Miksad concluded that the overall survival benefit of 0.33 months, though statistically significant, was so small that it did not justify the increased risk of toxicity (diarrhea, interstitial lung disease, and treatment-related death) or the high financial cost of adding erlotinib to gemcitabine. In contrast, the FOLFIRINOX study had a higher overall survival benefit (4.3 months), and, despite its higher incidence of adverse events, demonstrated that the quality of life of patients receiving FOLFIRINOX deteriorated slower than those treated with gemcitabine.
The overall survival benefit (1.8 months) of the relatively less toxic nab-paclitaxel–gemcitabine regimen was also greater than that seen in the erlotinib study, but these statistics fail to provide the important quality-of-life information that is essential to answering the question, "Is it worth it?"
In the absence of clear data regarding the quality of life of those treated with nab-paclitaxel–gemcitabine and a direct comparison of this combination to FOLFIRINOX, the nab-paclitaxel–gemcitabine regimen seems applicable to a broader patient population, especially those who are older and less robust. It is noteworthy that the Von Hoff study did include older patients, but, like the underrepresentation of those with a poor performance status, the number of patients in this study who were older than 75 limits our ability to generalize their findings to the majority of patients with advanced pancreatic cancer: the elderly and the frail. For this group, the balance of burdens and benefits may still favor single agent gemcitabine in those who wish palliative chemotherapy.
References
- Burris HA III, et al. Improvements in survival and clinical benefit with gemcitabine as first-line therapy for patients with advanced pancreas cancer: A randomized trial. J Clin Oncol 1997;15:2403-2413.
- Conroy T, et al. FOLFIRINOX versus gemcitabine for metastatic pancreatic cancer. N Engl J Med 2011;364:1817-1825.

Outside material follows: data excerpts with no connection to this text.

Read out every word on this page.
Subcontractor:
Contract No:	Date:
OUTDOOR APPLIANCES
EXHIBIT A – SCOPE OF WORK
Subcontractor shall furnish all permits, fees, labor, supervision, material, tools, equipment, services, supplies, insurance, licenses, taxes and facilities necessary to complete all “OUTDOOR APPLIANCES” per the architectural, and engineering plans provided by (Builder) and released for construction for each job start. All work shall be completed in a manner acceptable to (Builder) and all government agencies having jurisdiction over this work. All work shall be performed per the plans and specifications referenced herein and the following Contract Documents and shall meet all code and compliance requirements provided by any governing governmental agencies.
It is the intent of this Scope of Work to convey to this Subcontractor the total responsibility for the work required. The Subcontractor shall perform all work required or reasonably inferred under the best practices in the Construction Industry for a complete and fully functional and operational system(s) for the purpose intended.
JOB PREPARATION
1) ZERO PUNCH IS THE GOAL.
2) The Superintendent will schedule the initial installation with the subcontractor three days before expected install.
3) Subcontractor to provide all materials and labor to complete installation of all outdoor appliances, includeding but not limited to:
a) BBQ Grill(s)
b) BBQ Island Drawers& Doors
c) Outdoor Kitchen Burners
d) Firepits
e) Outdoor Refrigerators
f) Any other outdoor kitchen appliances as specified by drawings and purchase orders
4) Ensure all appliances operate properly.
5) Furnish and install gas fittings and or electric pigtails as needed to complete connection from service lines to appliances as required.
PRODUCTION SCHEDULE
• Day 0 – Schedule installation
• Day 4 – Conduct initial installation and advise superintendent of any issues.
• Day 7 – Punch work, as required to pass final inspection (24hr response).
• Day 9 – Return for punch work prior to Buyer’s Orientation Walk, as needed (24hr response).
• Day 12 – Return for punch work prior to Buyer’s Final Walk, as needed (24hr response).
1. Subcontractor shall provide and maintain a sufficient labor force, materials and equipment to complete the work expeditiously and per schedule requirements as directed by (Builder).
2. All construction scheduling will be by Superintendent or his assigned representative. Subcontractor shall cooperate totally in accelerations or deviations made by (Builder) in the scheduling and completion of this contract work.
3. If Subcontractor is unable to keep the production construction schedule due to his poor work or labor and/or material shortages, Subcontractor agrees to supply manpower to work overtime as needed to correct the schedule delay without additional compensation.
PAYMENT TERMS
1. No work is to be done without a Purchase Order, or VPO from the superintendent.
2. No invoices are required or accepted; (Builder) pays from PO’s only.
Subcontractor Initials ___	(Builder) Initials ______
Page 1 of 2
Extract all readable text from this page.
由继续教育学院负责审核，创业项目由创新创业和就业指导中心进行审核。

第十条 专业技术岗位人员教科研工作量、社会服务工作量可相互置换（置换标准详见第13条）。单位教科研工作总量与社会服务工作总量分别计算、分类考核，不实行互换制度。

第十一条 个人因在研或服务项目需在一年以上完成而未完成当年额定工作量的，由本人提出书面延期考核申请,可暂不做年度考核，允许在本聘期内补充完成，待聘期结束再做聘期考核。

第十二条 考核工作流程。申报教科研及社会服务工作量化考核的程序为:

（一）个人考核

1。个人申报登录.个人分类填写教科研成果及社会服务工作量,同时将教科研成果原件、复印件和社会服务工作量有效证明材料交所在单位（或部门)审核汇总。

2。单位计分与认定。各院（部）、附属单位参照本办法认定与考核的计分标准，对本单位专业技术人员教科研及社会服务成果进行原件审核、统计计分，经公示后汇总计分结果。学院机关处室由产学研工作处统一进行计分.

- Miksad RA, et al. Does a statistically significant survival benefit of erlotinib plus gemcitabine for advanced pancreatic cancer translate into clinical significance and value? Letter to the Editor. J Clin Oncol 2007;25:4506-4507.
- Moore MJ, et al. Erlotinib plus gemcitabine compared with gemcitabine alone in patients with advanced pancreatic cancer: A phase III trial of the National Cancer Institute of Canada Clinical Trials Group. J Clin Oncol 2007;25:1960-1966.